Any system of internal control can and should only provide reasonable and not absolute assurance as to effectiveness of the control arrangements. Given the human dimension and judgment required for the system, the requirement to give absolute assurance on all aspects of the organisation would significantly impair, promote a risk averse climate which would arguably prevent the organisation from the delivery of some of its services.
Controls may be classified as follows:-
- Directive Controls are designed to cause or encourage a desired result. Examples of a directive control would be policies and procedures and their implementation through communication and training, seminars, inductions and information events.

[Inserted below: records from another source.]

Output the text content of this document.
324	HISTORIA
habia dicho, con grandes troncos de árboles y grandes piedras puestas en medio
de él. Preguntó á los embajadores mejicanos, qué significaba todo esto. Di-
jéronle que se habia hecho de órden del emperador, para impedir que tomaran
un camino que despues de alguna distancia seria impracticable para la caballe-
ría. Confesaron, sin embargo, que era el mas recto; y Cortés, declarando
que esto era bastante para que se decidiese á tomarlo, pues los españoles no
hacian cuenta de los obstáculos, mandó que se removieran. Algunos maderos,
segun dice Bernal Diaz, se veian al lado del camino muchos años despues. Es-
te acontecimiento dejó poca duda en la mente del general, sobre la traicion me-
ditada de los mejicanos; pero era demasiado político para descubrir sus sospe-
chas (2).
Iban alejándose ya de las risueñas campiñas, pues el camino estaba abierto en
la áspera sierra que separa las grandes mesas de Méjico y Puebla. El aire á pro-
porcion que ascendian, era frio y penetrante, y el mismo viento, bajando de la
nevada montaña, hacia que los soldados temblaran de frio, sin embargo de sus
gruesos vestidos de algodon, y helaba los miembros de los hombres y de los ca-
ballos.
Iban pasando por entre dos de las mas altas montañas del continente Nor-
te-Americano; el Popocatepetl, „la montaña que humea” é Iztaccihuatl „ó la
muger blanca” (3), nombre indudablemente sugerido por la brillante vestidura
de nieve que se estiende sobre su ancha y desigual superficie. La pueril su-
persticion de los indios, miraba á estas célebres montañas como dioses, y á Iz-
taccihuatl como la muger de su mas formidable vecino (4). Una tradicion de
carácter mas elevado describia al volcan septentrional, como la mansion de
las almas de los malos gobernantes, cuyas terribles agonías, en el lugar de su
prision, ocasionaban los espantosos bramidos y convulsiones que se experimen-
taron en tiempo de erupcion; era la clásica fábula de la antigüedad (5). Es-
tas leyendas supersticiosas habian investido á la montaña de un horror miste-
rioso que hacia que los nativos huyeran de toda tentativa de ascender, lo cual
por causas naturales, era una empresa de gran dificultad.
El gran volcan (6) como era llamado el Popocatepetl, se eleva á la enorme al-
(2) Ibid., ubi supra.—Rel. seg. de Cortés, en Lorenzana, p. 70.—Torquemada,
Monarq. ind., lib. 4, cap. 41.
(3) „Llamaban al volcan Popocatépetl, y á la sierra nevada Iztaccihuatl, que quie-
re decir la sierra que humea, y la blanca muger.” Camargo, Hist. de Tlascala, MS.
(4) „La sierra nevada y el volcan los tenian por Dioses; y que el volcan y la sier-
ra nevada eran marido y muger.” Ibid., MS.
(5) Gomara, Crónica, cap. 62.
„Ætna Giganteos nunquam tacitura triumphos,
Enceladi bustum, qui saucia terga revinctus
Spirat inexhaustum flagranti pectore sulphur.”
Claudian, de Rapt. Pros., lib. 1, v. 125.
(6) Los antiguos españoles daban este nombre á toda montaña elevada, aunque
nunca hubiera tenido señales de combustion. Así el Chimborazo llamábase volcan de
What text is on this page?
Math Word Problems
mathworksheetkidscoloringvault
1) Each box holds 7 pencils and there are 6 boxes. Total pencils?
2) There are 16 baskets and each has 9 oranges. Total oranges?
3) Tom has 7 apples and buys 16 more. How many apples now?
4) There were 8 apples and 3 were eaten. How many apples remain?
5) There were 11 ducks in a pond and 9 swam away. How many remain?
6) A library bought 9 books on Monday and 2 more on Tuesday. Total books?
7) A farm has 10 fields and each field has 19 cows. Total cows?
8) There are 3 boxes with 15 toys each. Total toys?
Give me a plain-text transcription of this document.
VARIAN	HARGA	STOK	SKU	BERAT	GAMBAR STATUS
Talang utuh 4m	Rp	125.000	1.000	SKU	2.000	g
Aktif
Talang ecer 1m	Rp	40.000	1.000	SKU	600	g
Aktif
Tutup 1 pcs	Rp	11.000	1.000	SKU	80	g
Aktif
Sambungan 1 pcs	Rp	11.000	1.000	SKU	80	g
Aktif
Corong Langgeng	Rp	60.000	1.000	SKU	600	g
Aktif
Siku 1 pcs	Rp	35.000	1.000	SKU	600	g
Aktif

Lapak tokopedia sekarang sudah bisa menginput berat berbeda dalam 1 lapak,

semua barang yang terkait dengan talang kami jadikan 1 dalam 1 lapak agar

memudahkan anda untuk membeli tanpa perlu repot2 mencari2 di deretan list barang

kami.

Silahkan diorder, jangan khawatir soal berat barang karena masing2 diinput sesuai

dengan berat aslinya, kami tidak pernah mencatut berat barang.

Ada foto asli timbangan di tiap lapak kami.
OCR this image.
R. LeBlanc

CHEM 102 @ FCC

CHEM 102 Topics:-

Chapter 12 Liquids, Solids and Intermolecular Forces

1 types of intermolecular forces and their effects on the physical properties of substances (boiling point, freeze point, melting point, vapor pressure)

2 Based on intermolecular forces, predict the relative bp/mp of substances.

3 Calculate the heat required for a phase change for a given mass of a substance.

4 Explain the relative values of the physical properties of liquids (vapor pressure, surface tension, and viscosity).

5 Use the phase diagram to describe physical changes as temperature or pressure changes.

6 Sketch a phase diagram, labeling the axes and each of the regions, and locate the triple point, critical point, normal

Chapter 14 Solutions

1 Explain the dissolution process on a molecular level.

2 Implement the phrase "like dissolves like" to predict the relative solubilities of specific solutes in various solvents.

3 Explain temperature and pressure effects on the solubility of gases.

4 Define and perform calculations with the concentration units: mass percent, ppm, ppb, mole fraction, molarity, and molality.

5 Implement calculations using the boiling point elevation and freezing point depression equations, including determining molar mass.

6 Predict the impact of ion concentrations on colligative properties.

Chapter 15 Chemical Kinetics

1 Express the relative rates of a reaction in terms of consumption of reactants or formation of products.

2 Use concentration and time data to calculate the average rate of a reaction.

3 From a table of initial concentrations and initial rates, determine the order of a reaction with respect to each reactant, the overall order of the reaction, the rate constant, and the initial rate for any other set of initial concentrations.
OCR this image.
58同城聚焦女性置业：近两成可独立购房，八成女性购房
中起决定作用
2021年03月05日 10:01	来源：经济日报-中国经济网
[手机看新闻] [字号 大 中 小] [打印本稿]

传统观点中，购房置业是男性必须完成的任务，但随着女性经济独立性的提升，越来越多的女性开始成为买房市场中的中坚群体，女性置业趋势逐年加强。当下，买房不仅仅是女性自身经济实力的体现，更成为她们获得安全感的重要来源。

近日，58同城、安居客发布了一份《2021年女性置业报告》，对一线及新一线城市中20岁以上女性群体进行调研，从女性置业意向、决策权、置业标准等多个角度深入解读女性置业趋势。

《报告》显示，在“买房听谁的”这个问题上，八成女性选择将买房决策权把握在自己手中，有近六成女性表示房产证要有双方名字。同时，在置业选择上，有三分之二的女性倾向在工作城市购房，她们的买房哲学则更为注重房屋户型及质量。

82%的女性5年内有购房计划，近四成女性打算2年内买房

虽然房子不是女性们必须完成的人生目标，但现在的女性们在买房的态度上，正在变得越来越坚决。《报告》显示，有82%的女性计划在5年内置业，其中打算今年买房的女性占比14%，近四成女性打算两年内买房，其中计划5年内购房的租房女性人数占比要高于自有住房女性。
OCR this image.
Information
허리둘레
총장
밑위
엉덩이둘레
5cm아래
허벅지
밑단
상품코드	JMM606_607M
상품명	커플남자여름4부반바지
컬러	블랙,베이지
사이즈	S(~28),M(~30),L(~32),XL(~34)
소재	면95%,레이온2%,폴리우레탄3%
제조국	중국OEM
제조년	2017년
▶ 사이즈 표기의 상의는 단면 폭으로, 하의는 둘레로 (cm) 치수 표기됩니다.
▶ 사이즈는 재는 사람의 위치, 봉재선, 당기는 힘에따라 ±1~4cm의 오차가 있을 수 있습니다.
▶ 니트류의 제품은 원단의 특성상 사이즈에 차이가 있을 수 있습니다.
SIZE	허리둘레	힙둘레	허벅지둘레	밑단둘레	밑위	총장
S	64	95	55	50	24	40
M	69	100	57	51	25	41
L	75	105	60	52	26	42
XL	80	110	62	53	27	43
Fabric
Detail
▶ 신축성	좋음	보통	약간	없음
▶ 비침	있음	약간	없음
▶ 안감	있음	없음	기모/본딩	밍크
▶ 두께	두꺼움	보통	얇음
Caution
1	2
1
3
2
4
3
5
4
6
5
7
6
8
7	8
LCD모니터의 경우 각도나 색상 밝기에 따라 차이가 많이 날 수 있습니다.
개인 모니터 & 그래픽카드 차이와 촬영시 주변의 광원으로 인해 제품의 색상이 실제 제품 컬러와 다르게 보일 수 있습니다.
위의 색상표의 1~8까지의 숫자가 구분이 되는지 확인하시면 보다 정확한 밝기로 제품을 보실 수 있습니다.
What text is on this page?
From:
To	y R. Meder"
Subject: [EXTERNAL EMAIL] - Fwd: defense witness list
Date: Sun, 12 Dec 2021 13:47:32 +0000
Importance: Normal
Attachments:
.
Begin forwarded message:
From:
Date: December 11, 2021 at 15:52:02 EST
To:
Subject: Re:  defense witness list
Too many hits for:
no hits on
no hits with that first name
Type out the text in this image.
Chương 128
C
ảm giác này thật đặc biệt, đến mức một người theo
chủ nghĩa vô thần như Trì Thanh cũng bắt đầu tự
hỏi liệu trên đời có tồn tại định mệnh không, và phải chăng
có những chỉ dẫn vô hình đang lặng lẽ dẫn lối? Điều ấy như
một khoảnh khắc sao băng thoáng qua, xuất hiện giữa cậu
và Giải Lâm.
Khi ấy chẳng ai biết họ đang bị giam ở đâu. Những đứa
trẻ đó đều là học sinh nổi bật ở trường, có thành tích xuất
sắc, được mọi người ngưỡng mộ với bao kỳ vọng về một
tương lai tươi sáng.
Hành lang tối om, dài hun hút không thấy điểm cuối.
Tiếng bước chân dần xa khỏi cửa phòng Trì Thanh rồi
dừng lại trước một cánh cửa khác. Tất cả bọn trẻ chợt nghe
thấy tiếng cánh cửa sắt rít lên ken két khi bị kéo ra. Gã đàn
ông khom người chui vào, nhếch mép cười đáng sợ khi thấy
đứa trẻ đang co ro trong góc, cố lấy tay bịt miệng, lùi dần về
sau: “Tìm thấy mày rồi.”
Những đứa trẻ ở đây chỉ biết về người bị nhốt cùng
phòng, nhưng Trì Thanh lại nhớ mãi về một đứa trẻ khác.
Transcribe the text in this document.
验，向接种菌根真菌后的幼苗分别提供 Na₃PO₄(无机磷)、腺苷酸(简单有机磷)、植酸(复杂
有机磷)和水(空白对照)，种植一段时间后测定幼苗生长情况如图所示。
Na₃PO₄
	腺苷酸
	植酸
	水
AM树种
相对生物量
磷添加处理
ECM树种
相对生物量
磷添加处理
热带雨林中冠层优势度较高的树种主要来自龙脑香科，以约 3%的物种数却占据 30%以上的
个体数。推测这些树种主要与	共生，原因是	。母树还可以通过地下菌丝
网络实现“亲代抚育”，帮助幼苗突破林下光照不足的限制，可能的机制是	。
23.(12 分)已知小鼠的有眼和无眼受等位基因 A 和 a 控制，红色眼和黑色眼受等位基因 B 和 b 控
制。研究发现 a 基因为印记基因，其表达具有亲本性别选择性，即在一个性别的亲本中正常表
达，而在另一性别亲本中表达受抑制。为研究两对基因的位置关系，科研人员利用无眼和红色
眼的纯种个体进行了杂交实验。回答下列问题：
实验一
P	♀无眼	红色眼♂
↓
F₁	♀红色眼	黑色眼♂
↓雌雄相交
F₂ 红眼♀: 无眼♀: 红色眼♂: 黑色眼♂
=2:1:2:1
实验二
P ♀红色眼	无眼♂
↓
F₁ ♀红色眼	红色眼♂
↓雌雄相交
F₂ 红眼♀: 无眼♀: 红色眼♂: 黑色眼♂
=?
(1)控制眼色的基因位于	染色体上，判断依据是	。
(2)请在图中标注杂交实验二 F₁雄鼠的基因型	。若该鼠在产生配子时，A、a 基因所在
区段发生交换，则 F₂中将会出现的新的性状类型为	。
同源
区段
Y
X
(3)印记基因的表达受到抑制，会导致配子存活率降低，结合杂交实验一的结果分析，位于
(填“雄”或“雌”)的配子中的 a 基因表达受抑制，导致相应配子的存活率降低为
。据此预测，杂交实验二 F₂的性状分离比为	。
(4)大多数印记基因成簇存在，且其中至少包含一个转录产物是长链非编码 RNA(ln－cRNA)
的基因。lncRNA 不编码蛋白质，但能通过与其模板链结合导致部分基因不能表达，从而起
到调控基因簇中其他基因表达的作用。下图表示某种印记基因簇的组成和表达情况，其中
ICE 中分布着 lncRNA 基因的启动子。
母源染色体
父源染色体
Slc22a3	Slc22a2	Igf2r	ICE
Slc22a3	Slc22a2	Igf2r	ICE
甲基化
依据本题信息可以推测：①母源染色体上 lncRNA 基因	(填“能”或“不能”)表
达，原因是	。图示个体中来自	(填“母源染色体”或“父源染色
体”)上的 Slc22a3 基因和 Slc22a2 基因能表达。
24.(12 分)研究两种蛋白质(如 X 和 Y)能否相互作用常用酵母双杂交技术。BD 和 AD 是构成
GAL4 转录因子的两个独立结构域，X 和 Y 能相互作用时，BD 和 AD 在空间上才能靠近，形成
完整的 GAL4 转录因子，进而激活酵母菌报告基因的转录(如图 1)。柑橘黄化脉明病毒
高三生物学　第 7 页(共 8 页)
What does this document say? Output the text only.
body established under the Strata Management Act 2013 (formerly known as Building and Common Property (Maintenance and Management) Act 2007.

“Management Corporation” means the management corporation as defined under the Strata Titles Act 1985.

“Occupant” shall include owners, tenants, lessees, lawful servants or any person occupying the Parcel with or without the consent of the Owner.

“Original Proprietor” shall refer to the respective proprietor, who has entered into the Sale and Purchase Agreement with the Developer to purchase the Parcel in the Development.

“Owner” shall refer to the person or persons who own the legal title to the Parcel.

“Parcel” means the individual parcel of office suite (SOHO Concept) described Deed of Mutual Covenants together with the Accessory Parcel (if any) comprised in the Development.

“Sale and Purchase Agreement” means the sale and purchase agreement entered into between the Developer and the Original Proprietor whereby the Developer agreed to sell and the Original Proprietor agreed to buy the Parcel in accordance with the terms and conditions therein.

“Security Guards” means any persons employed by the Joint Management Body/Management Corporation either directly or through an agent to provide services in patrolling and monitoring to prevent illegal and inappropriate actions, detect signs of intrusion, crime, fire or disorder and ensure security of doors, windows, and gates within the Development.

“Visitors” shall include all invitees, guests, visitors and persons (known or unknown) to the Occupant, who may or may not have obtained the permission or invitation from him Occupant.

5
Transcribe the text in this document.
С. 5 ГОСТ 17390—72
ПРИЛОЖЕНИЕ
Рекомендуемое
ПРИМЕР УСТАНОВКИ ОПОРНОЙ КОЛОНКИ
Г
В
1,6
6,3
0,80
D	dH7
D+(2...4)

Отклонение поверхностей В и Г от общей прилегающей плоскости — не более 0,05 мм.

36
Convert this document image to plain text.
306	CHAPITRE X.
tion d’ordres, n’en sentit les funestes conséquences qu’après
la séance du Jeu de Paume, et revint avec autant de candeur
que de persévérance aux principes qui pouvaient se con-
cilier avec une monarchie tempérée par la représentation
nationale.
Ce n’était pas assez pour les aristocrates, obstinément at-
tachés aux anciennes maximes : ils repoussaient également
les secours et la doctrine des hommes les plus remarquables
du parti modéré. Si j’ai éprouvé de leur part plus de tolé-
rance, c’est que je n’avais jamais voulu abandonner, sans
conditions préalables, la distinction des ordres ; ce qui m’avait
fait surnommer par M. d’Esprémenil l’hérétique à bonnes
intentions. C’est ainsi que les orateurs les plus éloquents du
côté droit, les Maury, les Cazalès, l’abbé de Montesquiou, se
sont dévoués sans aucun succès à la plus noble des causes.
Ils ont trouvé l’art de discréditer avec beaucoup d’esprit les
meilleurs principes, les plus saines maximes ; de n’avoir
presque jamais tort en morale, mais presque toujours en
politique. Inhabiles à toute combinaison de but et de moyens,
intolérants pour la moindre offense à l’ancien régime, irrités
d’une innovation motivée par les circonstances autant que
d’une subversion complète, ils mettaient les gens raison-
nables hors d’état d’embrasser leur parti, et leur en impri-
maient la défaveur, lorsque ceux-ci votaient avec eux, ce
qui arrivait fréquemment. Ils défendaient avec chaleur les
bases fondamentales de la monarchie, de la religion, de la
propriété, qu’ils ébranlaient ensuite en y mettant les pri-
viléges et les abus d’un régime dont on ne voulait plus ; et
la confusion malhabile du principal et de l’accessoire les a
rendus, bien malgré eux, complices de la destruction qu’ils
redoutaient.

- Preventative controls are designed to deter the occurrence of unwanted events. Examples of preventative controls include ensuring segregation of duties where there is clarity of roles and responsibilities and authorities to approve involving several people, physical safeguards including restricted access to buildings, computer information via passwords and destruction of confidential documentation and information.
- Corrective Controls are designed to detect and rectify undesirable events which have occurred. Examples would include exceptional reporting arrangements for out of the ordinary occurrences, system validation checks and control reviews.